Organizations have a legal and moral obligation to protect and enhance the well-being of their personnel. To achieve this goal, they have the responsibility to take reasonable steps to mitigate predictable risks for health and safety of their employees, including both physical and psychological aspects. Taking steps to mitigate those risks helps organizations to fulfill its duty of care and to improve its overall resilience.
Long-term global resilience strategies could be even more robust if they include human and cultural factors, associated with the participation of local communities, municipalities, emergency managers, critical infrastructures operators and urban planning, as they are complementary partners that can help to enhance operational responders and community’s resilience, to prepare against disasters that may occur.
The adverse physical and psychological effects of stress in operational responders are a foreseeable hazard that must be considered. Such stress can result in both short and long-term negative consequences for the organizations and raise operational risks.
Operational responsibles (at both individual and team levels) in the majority of cases are able to recover from acute stress using their own coping skills and the support from the colleagues and family. Nevertheless, experiencing long and significant distress may signal Posttraumatic Stress Disorder (PTSD), a chronic, disabling stress disorder. In this sense, it is crucial to detect changes in employee’s behavior and to provide him or her professional and psychological support, through either individual or group counseling. Working proactively on operational stress control is a part of organizational culture and social responsibility. Psychological resilience is a key contributor to improve Operational Resilience and nowadays, more and more organizations are establishing programs and offering services to promote it.
A society composed of resilient organizations and groups can easier prepare for, respond to, and recover from adverse situations. It is also important to consider that cities are a very diverse ecosystem, with different cultures, religions, traditions, and that cultural factors can play a very relevant role in determining the way how people response to stress, engage in crisis management and accept disaster relief in an emergency.

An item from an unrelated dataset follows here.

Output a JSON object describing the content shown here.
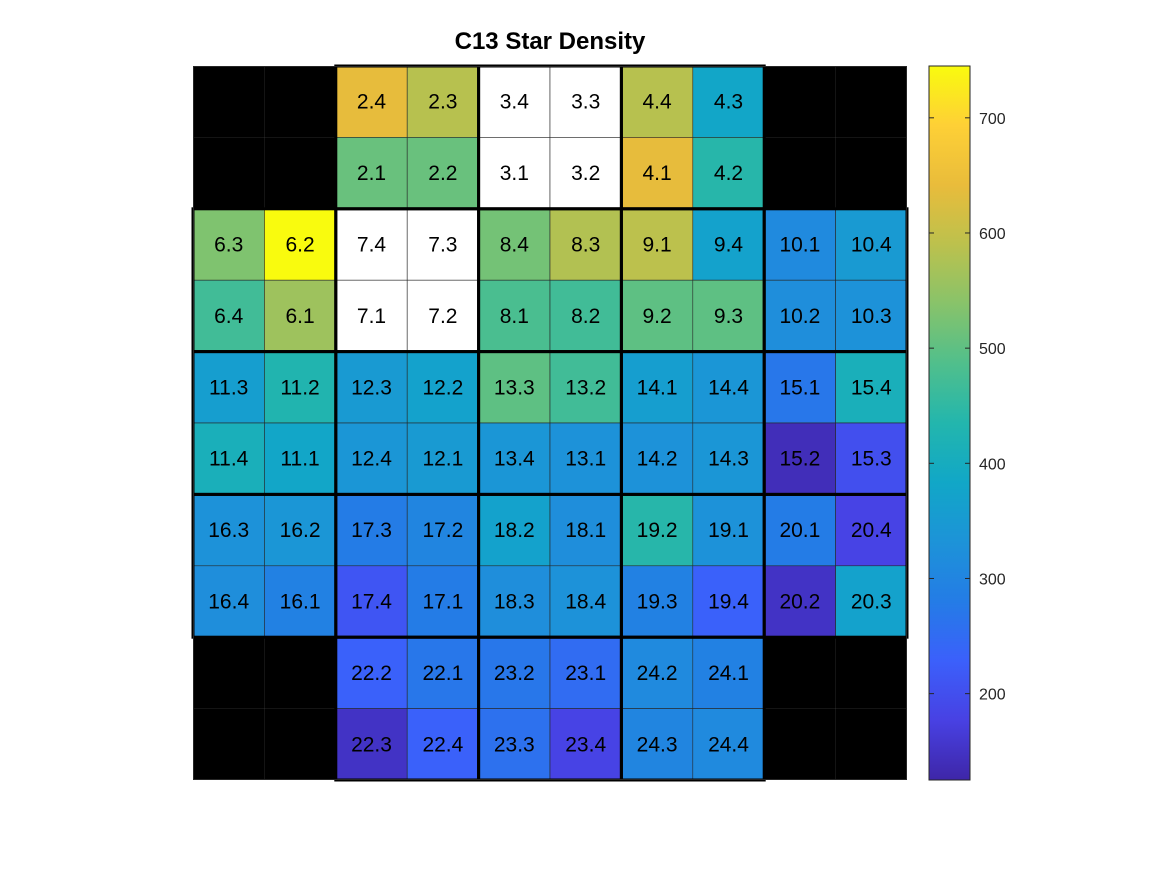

However, these factors can also negatively impact the professional response to disaster because of the lack of cultural understanding, sensitivity and competencies as well as due to lack of understanding of the cultural background of the victims of a disaster. To go further in this specific topic CARISMAND European Project is developing an interest work (www.carismand.eu).
Today we have more and more technological innovations to cope with the impacts such as the future RESCCUE tool, but the personal and collective resilience is not less important, as in critical moments there is a human who takes a crucial decision.